Relentless Pressing and Poaching
A big contributor to Southampton’s successes under Hasenhuttl has been their gegenpress system - a fast-paced, high pressing style that looked to force mistakes out of the opposition. Yet, like their campaign overall, the intensity of pressing seemed to fizzle out towards the end of the season. Southampton averaged a 42% pressing success rate in their opening 20 fixtures, a number that dropped to 31% in the last month of the season. Mara smashes the competition here. He averages 22.9 pressures per 90, placing him in the top 4% in Europe’s top 5 leagues.
The next best Southampton striker still at the club is Adam Armstrong, who averaged 15.2 pressures per game last season. Mara’s work rate is naturally high, and the desire to break out in one of football’s biggest leagues should give a hard-working player the motivation to be even more productive.

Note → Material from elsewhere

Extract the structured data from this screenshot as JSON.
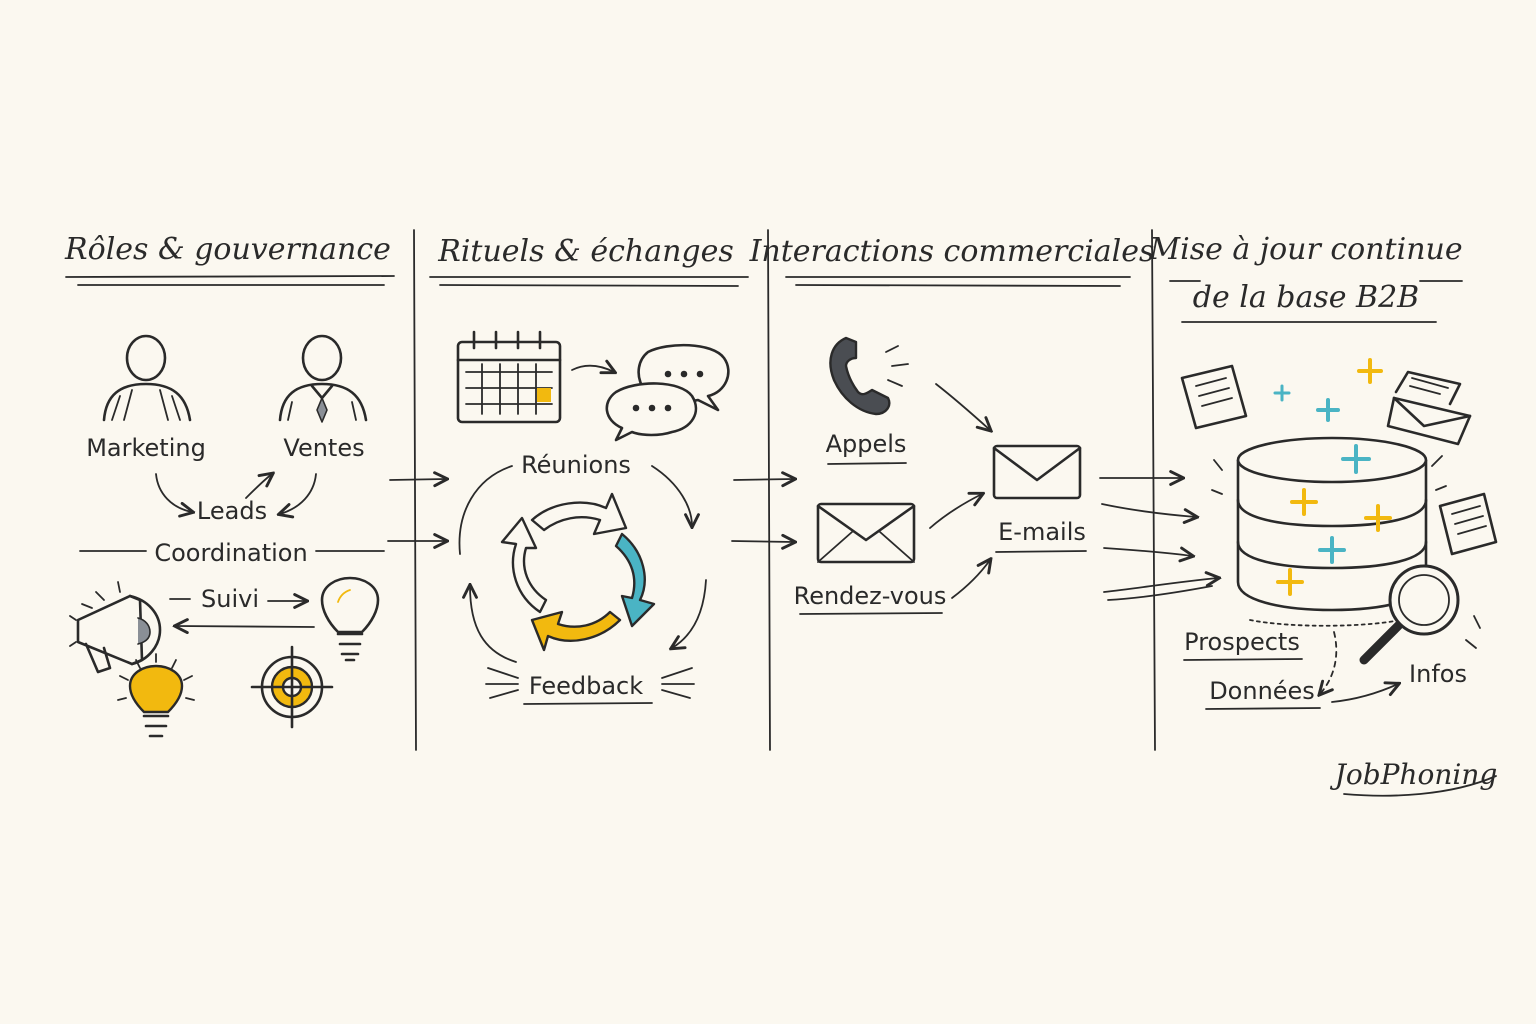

The Frenchman brings a persistent annoyance in his playstyle - a poacher always looking to latch on to loose balls. While he possesses natural finishing capabilities, his striker’s instinct at just the young age of 19 is almost remarkable. His goal against Stade Brest last season was brilliantly scrappy - involving Mara making a jog back to get himself onside before running onto the keeper’s spilled save.
This high work rate bodes well for Mara who will need to adapt to the higher intensity of the Premier League, yet his ability to draw fouls shows that he will be more than happy to compete physically with notoriously robust English centre backs. He draws an average of 2.29 fouls per 90, just sitting below Nathan Tella who drew 2.58 last season. Mara clearly isn’t afraid to get stuck in, and his bravery paired with pace in beating defenders to the ball should see him latch onto opportunities around the goalmouth much like his goal against Stade Rennes in May 2021.
He brings a penalty spot prowess almost Danny Ings-esque, and while his goal tally wasn’t too high last season, this instinct could finally make Mara the poaching replacement the Saints have sought after since the departure of Ings.
I’m a striker. I’m strong with good heading and I love scoring – it’s the most important thing for a striker. I loved to watch Drogba, Thierry Henry and [Cristiano] Ronaldo. They all played in this league, so I am happy to join this league too.
Sekou Mara, speaking on signing with Southampton FC.
Southampton may have saved Bordeaux from the brink of bankruptcy with this transfer and in doing so they’ve acquired a centre forward perfectly suited centre forward for their fast-paced system. It was a transfer that may have moved quickly, but one that was not rushed - Mara is a far cry from a panic buy, and is a player who should bring excitement and energy back into a stagnant Southampton attack force.